Orang-orang Spanyol itu diterima dengan baik oleh Sultan Tidore. Sambutan ini membuat marah orang Portugis marah. Karena perjanjian monopoli rempah telah dilanggar oleh orang Spanyol.

Akhirnya, terjadi perselisihan antara orang Maluku dengan orang Portugis. Kebanyakan, wakil Raja Portugis kurang cerdik dan lalai, serta, para serdadunya loba dan bengis kelakuannya.

Orang Maluku pun menaruh dendam kepada orang Portoegis. Akibatnya, raja dan para orang kaya berkumpul dan bermufakat. Mereka pun bertujuan untuk memerangi orang Portugis.

Hampir seluruh orang Portugis yang ada di sana mati terbunuh.

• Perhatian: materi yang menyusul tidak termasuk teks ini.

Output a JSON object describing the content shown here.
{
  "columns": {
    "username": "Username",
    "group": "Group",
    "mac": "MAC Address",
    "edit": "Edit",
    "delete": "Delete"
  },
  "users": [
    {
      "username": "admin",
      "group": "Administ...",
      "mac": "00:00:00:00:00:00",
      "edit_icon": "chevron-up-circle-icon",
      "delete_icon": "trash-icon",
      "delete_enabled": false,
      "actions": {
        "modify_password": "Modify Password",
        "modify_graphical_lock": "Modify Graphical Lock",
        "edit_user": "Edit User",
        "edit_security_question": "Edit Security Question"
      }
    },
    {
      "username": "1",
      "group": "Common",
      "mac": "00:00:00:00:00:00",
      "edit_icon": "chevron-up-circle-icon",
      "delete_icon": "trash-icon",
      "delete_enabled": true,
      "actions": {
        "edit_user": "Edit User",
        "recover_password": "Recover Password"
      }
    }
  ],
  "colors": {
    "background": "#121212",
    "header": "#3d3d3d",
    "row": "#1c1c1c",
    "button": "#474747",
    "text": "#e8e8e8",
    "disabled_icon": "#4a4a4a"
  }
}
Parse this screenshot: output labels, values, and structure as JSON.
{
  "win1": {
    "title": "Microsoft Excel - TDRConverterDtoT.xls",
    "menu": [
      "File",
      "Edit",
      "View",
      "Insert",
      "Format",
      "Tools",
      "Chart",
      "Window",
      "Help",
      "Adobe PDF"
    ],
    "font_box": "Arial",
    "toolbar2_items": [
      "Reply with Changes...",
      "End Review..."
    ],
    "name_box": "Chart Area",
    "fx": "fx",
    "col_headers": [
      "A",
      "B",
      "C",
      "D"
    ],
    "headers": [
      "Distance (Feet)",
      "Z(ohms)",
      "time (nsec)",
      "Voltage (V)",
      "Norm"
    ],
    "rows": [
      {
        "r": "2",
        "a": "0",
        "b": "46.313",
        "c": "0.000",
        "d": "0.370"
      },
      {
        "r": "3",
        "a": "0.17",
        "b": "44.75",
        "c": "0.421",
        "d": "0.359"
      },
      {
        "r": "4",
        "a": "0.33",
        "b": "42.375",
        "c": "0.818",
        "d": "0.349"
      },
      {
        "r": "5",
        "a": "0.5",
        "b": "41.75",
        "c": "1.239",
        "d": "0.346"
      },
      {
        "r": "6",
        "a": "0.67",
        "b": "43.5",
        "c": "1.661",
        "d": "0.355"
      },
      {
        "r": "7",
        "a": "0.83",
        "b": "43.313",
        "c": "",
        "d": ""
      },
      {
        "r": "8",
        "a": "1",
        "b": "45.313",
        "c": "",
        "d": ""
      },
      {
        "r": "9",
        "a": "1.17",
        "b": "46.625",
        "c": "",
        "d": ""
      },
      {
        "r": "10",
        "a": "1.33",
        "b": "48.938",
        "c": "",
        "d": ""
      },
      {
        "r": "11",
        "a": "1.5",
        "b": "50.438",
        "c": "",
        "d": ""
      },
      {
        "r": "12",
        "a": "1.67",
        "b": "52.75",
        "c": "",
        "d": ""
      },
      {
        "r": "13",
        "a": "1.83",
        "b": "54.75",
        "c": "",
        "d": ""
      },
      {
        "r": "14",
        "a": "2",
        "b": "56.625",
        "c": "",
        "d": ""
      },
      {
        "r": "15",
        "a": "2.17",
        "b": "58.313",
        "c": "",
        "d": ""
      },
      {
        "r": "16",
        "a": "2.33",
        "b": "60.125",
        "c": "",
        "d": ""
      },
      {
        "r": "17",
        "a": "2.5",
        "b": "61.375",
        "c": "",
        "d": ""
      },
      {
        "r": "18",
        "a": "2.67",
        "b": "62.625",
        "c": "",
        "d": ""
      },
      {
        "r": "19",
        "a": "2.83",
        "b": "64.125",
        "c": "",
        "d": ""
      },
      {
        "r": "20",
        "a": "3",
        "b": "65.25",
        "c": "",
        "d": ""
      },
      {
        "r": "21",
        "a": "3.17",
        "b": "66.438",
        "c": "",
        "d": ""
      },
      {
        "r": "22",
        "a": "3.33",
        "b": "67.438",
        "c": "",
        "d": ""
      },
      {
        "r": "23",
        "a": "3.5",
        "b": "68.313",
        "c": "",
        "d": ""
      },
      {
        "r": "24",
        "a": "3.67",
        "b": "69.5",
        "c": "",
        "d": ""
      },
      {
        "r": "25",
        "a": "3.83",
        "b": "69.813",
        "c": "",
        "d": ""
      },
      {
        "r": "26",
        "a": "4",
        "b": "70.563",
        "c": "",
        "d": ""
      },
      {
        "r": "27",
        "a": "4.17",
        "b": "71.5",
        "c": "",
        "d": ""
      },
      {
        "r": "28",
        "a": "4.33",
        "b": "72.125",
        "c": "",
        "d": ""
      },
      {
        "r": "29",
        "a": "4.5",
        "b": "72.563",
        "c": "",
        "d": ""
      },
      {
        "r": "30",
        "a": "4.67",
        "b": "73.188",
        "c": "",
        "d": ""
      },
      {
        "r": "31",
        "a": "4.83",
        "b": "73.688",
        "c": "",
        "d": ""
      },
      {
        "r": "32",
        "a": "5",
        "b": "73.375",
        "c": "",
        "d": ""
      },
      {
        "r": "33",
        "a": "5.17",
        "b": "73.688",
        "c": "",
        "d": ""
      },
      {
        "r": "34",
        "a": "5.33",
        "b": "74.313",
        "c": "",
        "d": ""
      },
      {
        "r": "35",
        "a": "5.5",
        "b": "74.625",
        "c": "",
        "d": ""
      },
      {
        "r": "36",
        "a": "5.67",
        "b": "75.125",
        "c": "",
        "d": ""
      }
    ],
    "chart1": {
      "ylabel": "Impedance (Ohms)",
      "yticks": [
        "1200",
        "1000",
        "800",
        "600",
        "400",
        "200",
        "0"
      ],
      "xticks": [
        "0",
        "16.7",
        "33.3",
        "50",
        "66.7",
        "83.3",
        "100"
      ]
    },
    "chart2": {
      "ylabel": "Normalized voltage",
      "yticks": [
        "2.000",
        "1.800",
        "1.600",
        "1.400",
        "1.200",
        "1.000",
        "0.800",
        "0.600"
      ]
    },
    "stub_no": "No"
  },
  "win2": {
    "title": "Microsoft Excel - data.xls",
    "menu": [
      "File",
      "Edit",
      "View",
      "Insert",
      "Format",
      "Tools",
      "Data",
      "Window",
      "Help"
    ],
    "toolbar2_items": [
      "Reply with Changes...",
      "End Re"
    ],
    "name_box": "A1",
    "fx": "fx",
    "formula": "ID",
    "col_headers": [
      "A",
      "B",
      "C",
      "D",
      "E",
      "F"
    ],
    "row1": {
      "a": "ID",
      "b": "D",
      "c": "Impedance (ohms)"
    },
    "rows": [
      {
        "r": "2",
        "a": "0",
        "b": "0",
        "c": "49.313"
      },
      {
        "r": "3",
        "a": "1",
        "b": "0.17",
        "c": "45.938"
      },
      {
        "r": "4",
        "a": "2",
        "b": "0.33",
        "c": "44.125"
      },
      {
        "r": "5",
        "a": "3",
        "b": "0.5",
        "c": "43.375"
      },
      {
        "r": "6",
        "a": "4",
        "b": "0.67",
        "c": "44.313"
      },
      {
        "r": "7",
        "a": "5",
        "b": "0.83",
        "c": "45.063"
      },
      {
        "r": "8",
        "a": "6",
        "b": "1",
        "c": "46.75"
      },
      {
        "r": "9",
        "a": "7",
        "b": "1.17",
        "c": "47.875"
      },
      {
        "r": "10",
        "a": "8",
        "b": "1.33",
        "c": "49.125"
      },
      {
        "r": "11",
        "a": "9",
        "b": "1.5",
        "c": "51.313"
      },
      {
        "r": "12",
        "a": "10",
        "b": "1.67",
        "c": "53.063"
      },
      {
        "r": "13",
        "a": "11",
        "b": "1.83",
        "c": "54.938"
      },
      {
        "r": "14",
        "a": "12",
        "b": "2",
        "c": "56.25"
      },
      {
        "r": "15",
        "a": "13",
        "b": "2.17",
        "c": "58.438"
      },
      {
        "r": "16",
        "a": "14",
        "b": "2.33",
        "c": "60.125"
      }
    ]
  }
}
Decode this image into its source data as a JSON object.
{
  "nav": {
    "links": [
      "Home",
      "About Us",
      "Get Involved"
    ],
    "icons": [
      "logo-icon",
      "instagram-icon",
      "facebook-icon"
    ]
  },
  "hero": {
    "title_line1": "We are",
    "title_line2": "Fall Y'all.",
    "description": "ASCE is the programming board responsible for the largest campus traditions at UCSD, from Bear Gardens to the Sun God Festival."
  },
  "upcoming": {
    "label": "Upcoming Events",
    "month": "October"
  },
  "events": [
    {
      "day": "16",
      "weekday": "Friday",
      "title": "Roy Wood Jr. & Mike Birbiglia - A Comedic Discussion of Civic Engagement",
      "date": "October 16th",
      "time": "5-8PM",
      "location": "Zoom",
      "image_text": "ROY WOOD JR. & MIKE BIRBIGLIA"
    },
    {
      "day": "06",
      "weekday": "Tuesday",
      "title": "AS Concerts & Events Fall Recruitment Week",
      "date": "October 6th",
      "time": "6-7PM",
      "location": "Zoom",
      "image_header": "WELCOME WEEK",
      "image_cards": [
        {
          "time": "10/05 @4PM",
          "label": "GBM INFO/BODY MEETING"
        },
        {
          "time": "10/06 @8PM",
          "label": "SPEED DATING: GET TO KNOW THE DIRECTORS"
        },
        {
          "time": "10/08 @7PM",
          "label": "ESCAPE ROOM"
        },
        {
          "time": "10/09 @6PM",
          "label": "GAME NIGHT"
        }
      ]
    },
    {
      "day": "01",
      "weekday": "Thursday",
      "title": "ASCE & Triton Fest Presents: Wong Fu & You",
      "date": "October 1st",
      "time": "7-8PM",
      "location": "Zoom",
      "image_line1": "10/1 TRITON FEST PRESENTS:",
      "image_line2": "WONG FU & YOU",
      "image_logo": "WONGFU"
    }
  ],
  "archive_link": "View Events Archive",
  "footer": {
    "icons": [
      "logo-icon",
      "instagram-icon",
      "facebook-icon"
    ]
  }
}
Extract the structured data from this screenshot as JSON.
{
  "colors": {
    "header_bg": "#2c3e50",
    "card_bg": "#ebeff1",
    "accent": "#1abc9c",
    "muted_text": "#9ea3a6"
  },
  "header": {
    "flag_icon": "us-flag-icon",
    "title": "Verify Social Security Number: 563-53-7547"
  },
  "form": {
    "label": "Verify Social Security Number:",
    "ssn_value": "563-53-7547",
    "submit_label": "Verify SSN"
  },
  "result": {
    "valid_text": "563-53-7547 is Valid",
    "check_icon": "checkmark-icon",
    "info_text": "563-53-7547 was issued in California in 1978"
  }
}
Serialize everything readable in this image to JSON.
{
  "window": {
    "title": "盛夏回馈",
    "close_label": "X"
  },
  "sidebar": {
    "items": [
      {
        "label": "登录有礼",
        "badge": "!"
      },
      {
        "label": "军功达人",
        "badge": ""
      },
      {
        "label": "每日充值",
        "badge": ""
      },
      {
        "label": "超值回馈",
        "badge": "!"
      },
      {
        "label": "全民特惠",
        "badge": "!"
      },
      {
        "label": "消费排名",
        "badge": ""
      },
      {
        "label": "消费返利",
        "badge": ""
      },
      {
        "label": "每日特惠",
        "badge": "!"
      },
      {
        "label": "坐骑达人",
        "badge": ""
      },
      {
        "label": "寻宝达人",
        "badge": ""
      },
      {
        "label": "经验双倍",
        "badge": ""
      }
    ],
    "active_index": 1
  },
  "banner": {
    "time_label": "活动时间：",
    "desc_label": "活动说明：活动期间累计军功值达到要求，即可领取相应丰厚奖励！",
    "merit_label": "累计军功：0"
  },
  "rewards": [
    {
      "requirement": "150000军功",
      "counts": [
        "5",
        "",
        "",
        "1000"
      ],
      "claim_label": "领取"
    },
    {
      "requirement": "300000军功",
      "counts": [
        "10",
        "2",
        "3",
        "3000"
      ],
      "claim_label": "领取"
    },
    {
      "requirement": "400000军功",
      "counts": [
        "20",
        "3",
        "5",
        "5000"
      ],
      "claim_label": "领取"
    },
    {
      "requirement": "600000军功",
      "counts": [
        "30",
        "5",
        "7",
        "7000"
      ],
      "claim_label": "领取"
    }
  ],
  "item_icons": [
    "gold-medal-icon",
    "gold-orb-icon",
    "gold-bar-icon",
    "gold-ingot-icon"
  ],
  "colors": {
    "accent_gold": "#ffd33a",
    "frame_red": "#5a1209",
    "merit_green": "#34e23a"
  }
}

Pada tahun 1537, diketahui terdapat seorang wakil Raja Portugis di sana, yang bernama: Galvano. Ia pintar dan baik hati. Sehingga, ia pun dapat berdamai dengan orang Maluku.

Pada kenyataannya, di kemudian hari, terungkap, bahwa Galvano, adalah sama perangainya dengan wakil-wakil Raja Spanyol sebelumnya.

Karena persoalan itu, maka orang Belanda yang datang ke kepulauan Maluku pada tahun 1598, dan diterima dengan baik oleh orang Maluku. Sebab, orang Maluku bermusuhan dengan orang Portugis.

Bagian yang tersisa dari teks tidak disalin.